ECB SEES POSSIBLE 15% SLUMP IN Q2; LEAVES RATES ON HOLD

By Laurie Laird

LONDON (MaceNews) –  The European Central Bank expanded its emergency liquidity program following Thursday’s governing council meeting, but declined to reduce interest rates, despite the eurozone suffering its biggest-ever downturn in the first quarter.

“We are facing an economic contraction of a magnitude and speed … unprecedented in peacetime,” said ECB President Christine Lagarde, addressing the media on a conference call after the governing council’s first-ever virtual meeting.  Under the most “severe scenario,” gross domestic product could plunge by 15% between the first and second quarters, suggesting a full-year contraction of between 5% and 12%, she added.

Eurozone GDP fell by 3.8% in the first quarter, the biggest slump since the series began in 1994, a downturn more severe than during the financial crisis.  By contrast, U.S. output declined by 1.3% between the first and second quarters, or by 4.8% at a compound annual rate, a more shallow retreat than 8.4% fall recorded in the final months of 2008.

Despite that, the ECB declined to reduce interest rates, which were largely below zero before the shock of Covid-19 hit the region’s economy.  The deposit facility remains at -0.5%, with the refinancing rate at 0.0%.

The central bank did announce a new pandemic emergency longer-term refinancing operation, or PELTRO, to begin in May, which will provide capital to banks at a rate of -0.25%.  The ECB also reduced the interest rate on  its previously-announced targeting longer-term refinancing operations (TLTRO III) to as low as -1.0%.

Lagarde defended the governing council’s decision to leave rates on hold, even as the Federal Reserve and the Bank of England have slashed lending rates to record lows.  “We believe that we have the combination as a package to address” the current downturn, she said, stressing the below-zero rates on refinancing operations.  But the governing council will continue to “make full use of the flexibility that is embedded … in our policy tool kit,” a suggestion that further rate cuts are not completely off the table.

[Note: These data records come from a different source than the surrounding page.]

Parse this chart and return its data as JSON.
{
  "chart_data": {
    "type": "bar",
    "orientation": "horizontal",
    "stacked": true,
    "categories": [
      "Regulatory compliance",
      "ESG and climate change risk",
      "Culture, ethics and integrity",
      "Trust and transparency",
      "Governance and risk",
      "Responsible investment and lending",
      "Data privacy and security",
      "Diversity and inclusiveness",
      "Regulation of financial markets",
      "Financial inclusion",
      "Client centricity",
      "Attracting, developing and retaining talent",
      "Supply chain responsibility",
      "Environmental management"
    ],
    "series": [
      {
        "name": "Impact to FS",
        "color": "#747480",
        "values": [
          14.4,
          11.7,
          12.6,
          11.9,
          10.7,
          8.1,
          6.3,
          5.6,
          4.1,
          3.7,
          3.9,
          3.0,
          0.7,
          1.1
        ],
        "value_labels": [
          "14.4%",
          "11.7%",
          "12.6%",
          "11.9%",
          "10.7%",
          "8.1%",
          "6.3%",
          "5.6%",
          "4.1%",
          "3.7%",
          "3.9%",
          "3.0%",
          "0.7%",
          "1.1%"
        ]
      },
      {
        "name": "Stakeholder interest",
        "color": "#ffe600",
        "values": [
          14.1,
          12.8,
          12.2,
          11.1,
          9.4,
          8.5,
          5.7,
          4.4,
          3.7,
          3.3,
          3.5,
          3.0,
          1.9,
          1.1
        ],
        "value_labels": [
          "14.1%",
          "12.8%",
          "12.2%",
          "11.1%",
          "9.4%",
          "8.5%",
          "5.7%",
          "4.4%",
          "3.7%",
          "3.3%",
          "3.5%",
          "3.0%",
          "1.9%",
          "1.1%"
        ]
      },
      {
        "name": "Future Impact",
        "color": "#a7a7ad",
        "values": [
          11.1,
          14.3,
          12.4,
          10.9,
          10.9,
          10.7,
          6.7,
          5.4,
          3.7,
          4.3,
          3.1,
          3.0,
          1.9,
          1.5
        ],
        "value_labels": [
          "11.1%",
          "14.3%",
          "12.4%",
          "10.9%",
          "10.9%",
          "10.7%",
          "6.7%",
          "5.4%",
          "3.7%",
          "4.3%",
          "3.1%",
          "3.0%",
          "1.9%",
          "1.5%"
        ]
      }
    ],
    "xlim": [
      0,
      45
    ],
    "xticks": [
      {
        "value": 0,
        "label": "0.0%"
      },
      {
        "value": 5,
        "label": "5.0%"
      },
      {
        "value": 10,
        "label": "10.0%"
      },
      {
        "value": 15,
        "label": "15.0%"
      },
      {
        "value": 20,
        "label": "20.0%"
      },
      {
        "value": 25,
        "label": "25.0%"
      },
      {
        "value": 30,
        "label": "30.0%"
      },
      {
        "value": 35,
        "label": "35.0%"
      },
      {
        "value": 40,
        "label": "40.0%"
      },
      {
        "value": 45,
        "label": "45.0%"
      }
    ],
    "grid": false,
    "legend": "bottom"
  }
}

That flexibility could extend to expanding the quality of securities purchased through quantitative easing.  When asked whether the ECB might consider including sub-investment grade bonds as part of its asset purchase program, Lagarde stressed that the governing council “will adjust as and when needed,” although members have not discussed “any change to the eligibility framework at this point in time.”

The ECB president took a decidedly more cautious outlook toward the economic outlook than government officials on the west side of the Atlantic.  “We still do not have clarity over the course of the pandemic … we cannot tell at what speed [it may unfold] or what may be the scale of it.  That makes the job of forecasting extremely difficult.”